Jackie review by Adrijan Arsovski - Cinema Paradiso
JFK’s assassination has slowly risen to become a quintessential zeitgeist equivalent to a Shakespearean tragedy of the 20th century. After all, even today’s polls put people on the fence when it comes to who was the perpetrator, planner, and executor of the infamous deed, as well as the motivations and logistics behind this earth-shattering event. With all of that being said, the political figure of Kennedy still remains intact and idolized – despite the scrutiny of his brief occupation at the White House and the politics that he brought to the table. And so, Pablo Larrain's Jackie tells of his legacy through none other than Jackie Kennedy, who tries to put the pieces together after the unexpected death of her beloved husband John.
The film uses an interview between the widow Kennedy and a reporter to retell the events of the past week as the occurred from the focal point of Jackie. Which is where the film’s weakest point lies; namely, the screenplay gravitates towards building a conflict out of nothing, which ultimately surmounts to nothing in particular – nor it gets a worthy conclusion of this narrative thread. Nonetheless, Jackie is still a force to be reckoned with: both on-screen and personality-wise as well.

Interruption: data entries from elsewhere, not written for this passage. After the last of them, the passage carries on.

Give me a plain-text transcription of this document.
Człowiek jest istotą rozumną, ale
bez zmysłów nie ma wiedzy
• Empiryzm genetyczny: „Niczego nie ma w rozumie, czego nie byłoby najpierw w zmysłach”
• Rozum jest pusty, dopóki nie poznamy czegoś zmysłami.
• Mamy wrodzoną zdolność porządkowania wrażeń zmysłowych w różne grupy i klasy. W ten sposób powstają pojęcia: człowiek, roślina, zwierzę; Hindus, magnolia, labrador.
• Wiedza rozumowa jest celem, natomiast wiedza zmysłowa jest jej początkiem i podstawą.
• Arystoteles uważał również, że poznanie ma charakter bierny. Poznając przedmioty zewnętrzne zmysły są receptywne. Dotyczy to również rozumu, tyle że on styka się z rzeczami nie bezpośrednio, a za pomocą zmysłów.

Then we have the flashbacks, which play out in a non-linear fashion, intersecting the events surrounding Jackie’s stay at the white house with her grievances after the key event took place. The nature of how all of this is told may potentially divide moviegoers into two fronts: those who seek linear storytelling to crave their appetites, and those who lean more on the disgruntled fashion of director Pablo Larrain's unconventional choices side. Whatever the case, Jackie does not implicitly convey these narrative dissonances, but rather it takes them as granted, plays with them, and derives a truly unique experience masked as a biopic of JFK murder’s aftershock.
Despite all of that however, Jackie is not about JFK; it’s a character study of Jackie Kennedy trying to cope with the overwhelming grief that hangs above her demeanor like cloud full of rain that’s just about to burst. Lazy analogies aside, this is extremely well captured through the use of a grainy 16mm shot, combined with a 1.66:1 aspect ratio and a tight framing. It’s no wonder too, since the film’s cinematographer Stéphane Fontaine is perfectly aware on how to capture subtle emotions on screen, without it seeming too blatantly obvious, or god forbid: by using handheld. And so, the surrounding façade tells perfectly of Natalie Portman’s character emotions (Jackie), her responds to the situation-at-hand, her wants and needs, and her deep sorrow as conveyed via the bleak interior in which the interview takes place.
Finally, Jackie is a very interesting film, and going in it would require leaving some preconceptions and expectations at the door, which you can undoubtedly pick up later.